To mention Portofino as part of Cinque Terre is not only inaccurate but probably an insult to both. While Cinque Terre fights to retain its ruggedness despite the tourism, Portofino, ever since it's been discovered by the Hollywood set, unabashedly flaunts opulence. Arriving by ferry from Santa Margherita, I almost miss the inlet. It's tiny but how pretty it is. Little more than a cove really, it opens up like a storybook page. I am already feeling satisfied with the decision to come here and also by ferry rather than bus. This seems like a place the British lady this morning would approve of! 

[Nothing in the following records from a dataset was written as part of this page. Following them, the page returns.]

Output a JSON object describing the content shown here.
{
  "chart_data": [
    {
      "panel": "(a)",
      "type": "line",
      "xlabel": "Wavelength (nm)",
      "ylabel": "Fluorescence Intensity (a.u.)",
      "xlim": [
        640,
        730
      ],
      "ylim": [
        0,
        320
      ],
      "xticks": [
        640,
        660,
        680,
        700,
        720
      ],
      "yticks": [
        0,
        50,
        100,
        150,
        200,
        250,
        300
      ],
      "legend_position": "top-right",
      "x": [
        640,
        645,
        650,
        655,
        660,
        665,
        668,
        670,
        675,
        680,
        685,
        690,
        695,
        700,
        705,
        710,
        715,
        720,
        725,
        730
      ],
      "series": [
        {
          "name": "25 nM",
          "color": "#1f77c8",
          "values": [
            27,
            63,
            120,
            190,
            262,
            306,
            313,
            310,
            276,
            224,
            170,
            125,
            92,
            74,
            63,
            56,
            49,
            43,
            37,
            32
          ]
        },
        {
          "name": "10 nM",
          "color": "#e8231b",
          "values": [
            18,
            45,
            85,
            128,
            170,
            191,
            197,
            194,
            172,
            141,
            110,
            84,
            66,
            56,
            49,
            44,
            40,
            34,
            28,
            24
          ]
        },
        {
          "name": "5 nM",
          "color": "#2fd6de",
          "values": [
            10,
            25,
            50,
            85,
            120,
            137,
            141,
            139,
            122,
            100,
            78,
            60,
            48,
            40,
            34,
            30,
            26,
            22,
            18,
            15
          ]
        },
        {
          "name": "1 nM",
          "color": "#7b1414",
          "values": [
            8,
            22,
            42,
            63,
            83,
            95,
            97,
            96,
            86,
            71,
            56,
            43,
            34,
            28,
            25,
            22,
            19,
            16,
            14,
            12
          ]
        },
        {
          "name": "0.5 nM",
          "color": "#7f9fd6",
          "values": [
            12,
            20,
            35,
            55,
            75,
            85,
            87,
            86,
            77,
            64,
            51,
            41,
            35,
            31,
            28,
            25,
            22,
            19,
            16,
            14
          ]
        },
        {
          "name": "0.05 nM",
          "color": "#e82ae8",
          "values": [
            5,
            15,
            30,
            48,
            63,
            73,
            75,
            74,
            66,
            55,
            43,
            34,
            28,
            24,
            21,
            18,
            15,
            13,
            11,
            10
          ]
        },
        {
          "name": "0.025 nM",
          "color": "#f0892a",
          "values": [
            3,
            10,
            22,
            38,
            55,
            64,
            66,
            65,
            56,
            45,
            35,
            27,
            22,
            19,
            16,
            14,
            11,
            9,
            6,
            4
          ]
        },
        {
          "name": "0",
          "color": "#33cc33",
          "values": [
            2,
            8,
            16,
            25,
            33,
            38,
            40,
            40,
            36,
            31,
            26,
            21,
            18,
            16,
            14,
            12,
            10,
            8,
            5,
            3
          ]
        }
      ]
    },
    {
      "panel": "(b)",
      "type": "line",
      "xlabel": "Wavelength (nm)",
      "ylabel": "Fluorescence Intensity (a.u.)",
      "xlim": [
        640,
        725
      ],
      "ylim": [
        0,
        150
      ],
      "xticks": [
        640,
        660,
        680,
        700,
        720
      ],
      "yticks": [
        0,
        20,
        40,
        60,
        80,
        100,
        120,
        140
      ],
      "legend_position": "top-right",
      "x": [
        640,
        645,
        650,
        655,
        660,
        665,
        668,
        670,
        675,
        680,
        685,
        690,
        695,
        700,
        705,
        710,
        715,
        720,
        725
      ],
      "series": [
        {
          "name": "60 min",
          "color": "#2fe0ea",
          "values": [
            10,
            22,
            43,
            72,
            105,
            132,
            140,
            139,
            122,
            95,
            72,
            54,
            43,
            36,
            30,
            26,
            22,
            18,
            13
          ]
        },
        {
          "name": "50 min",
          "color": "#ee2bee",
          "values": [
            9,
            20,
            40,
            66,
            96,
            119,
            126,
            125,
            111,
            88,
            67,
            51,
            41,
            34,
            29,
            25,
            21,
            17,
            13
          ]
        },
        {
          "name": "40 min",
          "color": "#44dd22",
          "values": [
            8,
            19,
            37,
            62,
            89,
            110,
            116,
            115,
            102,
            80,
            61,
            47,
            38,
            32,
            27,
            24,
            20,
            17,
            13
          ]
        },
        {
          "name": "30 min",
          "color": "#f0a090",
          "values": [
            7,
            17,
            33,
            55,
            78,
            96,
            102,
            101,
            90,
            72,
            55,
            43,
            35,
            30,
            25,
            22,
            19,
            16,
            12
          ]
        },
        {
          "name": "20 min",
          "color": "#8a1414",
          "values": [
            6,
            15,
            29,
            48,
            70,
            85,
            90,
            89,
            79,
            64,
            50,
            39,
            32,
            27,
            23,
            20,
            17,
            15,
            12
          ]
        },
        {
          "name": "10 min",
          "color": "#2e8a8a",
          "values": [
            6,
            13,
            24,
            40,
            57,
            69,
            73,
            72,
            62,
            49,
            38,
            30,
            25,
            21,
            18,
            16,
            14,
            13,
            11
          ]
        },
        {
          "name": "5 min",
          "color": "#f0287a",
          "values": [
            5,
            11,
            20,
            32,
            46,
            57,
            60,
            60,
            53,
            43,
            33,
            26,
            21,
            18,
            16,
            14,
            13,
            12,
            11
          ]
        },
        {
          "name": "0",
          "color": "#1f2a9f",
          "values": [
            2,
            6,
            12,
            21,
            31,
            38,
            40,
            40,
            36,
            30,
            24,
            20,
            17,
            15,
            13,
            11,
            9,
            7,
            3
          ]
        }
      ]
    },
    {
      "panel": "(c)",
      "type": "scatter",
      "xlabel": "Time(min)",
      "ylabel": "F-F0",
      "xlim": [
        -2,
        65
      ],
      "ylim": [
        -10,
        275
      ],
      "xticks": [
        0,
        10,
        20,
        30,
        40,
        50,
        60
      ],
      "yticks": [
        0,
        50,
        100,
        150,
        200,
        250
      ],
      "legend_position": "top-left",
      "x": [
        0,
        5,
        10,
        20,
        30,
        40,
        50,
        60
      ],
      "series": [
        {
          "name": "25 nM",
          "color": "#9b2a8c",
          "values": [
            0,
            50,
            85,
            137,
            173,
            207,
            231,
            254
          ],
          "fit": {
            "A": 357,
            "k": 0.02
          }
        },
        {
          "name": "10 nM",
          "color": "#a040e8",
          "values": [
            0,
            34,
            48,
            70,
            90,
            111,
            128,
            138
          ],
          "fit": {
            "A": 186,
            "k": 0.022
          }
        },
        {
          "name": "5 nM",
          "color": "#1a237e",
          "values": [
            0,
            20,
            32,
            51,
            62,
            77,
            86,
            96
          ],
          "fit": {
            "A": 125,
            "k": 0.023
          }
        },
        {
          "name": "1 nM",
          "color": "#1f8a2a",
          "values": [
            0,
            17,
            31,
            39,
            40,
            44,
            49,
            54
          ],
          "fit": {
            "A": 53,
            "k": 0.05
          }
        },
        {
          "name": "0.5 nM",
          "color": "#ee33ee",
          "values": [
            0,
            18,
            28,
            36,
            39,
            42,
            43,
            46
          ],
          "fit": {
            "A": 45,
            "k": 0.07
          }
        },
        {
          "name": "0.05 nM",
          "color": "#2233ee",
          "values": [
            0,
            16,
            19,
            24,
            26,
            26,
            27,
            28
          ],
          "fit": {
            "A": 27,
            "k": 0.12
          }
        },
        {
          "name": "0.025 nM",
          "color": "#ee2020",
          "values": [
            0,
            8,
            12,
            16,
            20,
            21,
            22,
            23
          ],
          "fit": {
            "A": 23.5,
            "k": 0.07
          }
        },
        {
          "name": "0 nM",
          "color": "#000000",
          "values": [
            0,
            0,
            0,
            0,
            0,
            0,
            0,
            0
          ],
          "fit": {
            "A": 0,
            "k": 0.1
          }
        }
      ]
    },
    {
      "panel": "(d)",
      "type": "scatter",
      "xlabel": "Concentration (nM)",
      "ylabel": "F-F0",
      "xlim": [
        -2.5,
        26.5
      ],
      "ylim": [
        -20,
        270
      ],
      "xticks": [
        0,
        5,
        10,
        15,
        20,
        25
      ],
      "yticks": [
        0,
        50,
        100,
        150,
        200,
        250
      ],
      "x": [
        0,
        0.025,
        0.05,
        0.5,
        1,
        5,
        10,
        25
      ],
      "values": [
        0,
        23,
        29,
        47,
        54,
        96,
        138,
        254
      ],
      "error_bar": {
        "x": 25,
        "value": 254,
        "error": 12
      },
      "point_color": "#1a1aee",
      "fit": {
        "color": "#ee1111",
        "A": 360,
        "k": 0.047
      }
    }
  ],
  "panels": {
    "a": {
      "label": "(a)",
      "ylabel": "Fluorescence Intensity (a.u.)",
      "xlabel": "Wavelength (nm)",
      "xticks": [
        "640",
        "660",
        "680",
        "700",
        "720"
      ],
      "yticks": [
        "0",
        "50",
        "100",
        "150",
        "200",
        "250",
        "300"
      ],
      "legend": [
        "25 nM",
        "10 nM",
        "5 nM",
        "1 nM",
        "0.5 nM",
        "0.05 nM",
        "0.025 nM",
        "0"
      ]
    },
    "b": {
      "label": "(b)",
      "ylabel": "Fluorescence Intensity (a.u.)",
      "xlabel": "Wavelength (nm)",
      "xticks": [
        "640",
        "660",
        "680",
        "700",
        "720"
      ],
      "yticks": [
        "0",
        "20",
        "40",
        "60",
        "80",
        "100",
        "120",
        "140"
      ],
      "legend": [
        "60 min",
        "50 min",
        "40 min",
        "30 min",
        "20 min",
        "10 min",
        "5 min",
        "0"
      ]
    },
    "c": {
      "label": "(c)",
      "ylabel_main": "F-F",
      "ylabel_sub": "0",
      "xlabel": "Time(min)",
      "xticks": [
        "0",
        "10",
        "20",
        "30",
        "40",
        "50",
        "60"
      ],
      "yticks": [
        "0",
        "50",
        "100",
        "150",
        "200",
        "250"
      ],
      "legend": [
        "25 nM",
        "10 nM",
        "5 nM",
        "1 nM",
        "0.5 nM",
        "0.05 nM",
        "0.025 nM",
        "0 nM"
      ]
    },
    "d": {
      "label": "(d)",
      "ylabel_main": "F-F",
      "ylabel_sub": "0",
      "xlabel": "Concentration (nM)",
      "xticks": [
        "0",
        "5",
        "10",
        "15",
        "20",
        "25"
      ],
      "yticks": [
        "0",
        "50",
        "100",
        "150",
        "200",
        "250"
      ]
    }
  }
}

Portofino: arriving at a tiny harbor oozing glamour
Portofino: if the above was the inlet view, this is the outlet view.

Portofino: what do we have here? As if to welcome us, the tiny town square is packed with 15 - 20 Ferraris on some sort of a tour or race. 

Portofino: dozing off seems about the right activity on a lazy afternoon in front of luxury stores.

Portofino: Ferraris and yachts filling the tiny harbor

Portofino: "La Dolce Vita" is right.

Portofino

Portofino: people taking a short water taxi ride to a 130 ft yacht after shopping
Portofino: Ferraris are gone but the harbor has enough glitz.

Portofino: passing time at the harbor with local favorites - foccacia with tomato, ham and cheese, and paciugo on right (basically a fruit sundae)


Portofino: there is a camouflage house here...

We return to Cinque Terre to visit Riomaggiore, the largest and the only town of the five we have not seen. The train is again packed but most visitors seem to tolerate the scene almost reminiscent of the New York subway!

Riomaggiore: the trail to Manarola, dubbed Via dell'AmoreLovers' Lane, is closed due to a landslide. The gated is locked and there are plenty of love padlocks as well.

Riomaggiore: It's early evening and the moon is out. So are many locals to tend their gardens.

Riomaggiore

Riomaggiore: where the "major river" used to run

Riomaggiore: In the main drag, next to the amaryllis bed, we try the local product, farinata, chickpea flour pancake, similar to socca on French Riviera.

Riomaggiore: settling on a spot to see the sunset, after skipping over rocks, amongst mostly English-speaking 20-somethings 

Riomaggiore: at sunset

Riomaggiore: the sun has set and most young people are leaving.

Riomaggiore: It is all quiet after the sunset.

Back in Milan, before flying out, we go up to the rooftop of the Duomo. For the more expensive elevator option, the staff to visitor ratio is very high. It's not really the "roof" as described in guidebooks (and the actual designation seems to be the "terrace") and we don't need to walk on top of the spires!

Milan: walking up toward the "roof" of the Duomo

Milan Duomo: spires close up

Milan Duomo: A view from the top includes Gallery Vittorio Emanuele (left upper) and the modern skyline in the background

Milan: dinner at Il luogo di Aimo e Nadia. The manager tells us Chef Daniel Humm from Eleven Madison Park is a big fan and was here last night, showing us his autographed cookbook (upper left). 

Milan: Il Luogo di Aimo e Nadia. It seems a lot easier to get a table at most top European restaurants than their counterparts in U.S., maybe because of the economy. We have this alcove to ourselves. Despite being mentioned in the first edition of Patricia Schultz' "1000 Places to See before You Die," the meal is not particularly memorable, except a couple of dishes including this dessert and the squid above.